The man whose house Vamsi Dasa went to denied he had stolen it. The people then became very angry saying, “Why has he come here. Why has Vamsi Dasa come here? There are so many houses in Navadvipa town, so why has he come here?” They all concluded that he must be guilty, but still that man denied it. Finally the crowd threatened him: “Either you return that chain or we’ll break your whole house.” Upon hearing this that man immediately returned the chain.

Vamsi Dasa always carried his Laddu Gopala Deity in his right hand. Apart from this Laddu Gopala, some other Deities and some loincloth, that was all he possessed.

In Puri he would call the waves: “Come here. Come here. My Gopala will bathe!” He would then bathe Laddu Gopala in the sea.

In Kharaghpur one evening, Jyotisekhara Prabhu heard Vamsi Dasa saying to Gopala: “Gopala, I shall show You some thieves. There are so many thieves here.” Then he went to the big railway junction at Kharaghpur, where he showed Gopala some men stealing kerosene and oil from one goods train. Vamsi Dasa pointed out to Gopala: “Just see Gopala how they’re taking kerosene tins from the train. Now I’ll show You some more thieves,” and then they left.

Usually in Navadvipa town he stayed on the road-side. He came to Puri on foot sometimes, rather than taking the train, staying under trees on the way.

On Janmastami he was in Baleshvar, a town in North Orissa. At midnight he said to Gopala: “Last year I gave You some palm-fruit, this year I shall give You some mango. Gopala, don’t be impatient, mango is coming to You.” Within ten minutes a brahmana teacher called Yogendra Mukherji arrived, explaining how he had just dreamt that a sadhu wanted a mango, so he went to the market and bought one. That brahmana was then told: “Yes, yes, you come. He said he wanted a mango.”

Vamsi Dasa was always plunged in bhava and never spoke with anyone except his Deities and a few intimate devotees. With others he would not speak to them directly, even if they spoke to him, but would reply to them by talking to his Deities.

One of the devotees whom Vamsi Dasa would speak to was his servant, but only occasionally would he talk to him. He would often abuse this servant, calling him “haram jada”, which means “a big pig.”

Another person whom Vamsi Dasa would speak to was one merchant who helped construct a two-store building in Navadvipa for him to reside in.

Vamsi Dasa knew what the motive was or what the mood was of everyone who came to see him.
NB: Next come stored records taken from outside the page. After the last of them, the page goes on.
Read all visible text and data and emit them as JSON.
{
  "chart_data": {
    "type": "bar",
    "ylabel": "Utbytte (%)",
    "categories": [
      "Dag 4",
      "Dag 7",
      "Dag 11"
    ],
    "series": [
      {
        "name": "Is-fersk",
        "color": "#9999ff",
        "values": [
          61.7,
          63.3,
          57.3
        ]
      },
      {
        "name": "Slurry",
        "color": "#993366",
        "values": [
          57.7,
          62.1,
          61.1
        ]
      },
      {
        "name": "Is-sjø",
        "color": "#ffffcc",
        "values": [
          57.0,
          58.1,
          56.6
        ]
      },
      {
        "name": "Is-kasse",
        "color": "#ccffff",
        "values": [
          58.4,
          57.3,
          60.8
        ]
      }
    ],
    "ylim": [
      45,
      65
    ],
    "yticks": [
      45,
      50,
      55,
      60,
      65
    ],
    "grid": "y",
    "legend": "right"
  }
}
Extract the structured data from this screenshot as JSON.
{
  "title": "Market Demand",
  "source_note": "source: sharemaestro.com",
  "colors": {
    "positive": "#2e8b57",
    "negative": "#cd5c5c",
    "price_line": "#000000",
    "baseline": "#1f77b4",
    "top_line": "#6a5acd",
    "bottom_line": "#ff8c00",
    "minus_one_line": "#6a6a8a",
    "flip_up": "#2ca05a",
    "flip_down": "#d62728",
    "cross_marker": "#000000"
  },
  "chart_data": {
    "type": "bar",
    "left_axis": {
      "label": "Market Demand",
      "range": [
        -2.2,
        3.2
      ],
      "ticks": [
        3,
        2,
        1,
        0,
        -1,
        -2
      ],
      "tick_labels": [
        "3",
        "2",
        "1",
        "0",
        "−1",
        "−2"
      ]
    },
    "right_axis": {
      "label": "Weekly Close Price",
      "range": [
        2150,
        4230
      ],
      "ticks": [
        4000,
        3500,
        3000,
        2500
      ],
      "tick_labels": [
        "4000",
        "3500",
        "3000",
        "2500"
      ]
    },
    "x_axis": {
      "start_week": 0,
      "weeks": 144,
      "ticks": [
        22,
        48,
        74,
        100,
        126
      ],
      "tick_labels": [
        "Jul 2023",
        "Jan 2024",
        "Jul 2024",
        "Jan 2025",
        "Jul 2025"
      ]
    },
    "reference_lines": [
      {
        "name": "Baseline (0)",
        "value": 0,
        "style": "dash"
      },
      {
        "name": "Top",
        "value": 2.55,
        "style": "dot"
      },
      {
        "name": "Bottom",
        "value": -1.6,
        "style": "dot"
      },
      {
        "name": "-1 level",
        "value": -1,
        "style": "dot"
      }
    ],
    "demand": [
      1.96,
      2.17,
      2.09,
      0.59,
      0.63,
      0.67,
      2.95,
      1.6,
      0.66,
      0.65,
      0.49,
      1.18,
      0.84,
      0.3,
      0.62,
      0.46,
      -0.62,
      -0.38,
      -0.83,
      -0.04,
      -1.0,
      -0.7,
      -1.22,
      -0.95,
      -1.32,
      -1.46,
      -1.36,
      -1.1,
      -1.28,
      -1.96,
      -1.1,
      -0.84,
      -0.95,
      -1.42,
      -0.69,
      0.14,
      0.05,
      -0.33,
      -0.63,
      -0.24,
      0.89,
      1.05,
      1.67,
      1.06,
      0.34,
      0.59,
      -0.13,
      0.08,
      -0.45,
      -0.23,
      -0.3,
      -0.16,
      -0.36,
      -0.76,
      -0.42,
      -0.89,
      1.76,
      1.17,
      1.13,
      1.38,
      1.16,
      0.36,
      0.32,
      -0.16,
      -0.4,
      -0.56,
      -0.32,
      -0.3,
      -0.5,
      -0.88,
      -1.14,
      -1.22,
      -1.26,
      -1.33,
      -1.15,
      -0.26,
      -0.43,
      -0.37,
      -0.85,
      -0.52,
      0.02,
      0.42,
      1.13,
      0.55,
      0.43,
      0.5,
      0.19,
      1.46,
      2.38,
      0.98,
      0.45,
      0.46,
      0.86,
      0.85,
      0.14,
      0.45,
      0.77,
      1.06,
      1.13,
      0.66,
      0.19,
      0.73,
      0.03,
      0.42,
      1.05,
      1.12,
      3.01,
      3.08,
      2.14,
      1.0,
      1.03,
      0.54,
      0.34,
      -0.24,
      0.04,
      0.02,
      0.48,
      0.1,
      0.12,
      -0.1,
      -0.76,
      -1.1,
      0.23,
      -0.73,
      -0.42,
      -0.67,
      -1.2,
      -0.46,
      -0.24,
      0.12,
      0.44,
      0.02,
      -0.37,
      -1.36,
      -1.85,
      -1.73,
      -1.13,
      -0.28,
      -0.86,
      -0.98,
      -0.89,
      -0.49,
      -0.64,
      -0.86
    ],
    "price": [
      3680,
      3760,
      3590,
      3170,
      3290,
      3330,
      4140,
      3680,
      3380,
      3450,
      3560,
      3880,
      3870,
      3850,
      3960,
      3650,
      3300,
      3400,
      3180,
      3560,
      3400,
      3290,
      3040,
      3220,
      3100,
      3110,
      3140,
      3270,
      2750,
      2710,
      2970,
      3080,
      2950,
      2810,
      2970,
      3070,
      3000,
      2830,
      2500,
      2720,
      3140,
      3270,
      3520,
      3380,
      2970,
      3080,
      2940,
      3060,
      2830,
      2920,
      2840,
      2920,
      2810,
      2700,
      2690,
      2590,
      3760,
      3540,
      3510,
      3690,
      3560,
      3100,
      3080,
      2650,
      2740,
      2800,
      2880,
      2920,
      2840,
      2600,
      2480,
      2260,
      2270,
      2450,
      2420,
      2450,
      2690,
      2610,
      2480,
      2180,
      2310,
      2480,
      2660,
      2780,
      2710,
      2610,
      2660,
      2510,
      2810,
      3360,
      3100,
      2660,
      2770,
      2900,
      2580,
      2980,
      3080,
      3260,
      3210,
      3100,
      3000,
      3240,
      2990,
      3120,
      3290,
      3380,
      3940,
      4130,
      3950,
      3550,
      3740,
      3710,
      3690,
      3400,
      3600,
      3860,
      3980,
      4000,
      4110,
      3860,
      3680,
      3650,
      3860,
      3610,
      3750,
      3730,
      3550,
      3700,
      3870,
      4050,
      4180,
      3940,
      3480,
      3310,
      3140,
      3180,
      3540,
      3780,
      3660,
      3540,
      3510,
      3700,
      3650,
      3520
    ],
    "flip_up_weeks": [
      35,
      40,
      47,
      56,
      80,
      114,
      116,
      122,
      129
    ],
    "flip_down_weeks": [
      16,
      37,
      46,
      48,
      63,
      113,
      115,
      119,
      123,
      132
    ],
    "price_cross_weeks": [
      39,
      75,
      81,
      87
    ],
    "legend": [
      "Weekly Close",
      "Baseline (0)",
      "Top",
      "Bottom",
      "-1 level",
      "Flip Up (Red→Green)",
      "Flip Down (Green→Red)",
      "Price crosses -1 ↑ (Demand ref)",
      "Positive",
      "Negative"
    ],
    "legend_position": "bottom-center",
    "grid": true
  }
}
If he liked a person who had come and asked a question, he would answer through the _ murtis__ and not directly to that persons face.

Once, one Santa Maharaja came, carrying his tridanda. Vamsi Dasa inquired: “Who is this coming here? Who is this fellow carrying a danda? Danda must be carried by my Gauranga Mahaprabhu, by my Prabhu Gauranga.” This was of course said by him to his Deities. This incident occurred around 1942-1943, after the disappearance of Sarasvati Thakura.

Sometimes devotees would go to Vamsi Dasa with a question, but they might not express it to him directly: they wouldn’t say it out loud. However, Vamsi Dasa would speak to Krishna and answer that unspoken question. This would not always be the case. Someone might go to him and be totally ignored, but at other times Vamsi Dasa might have taken notice of that person and answer any questions through the Deities. Thus he was unpredictable, but whenever he did answer in this way people were convinced.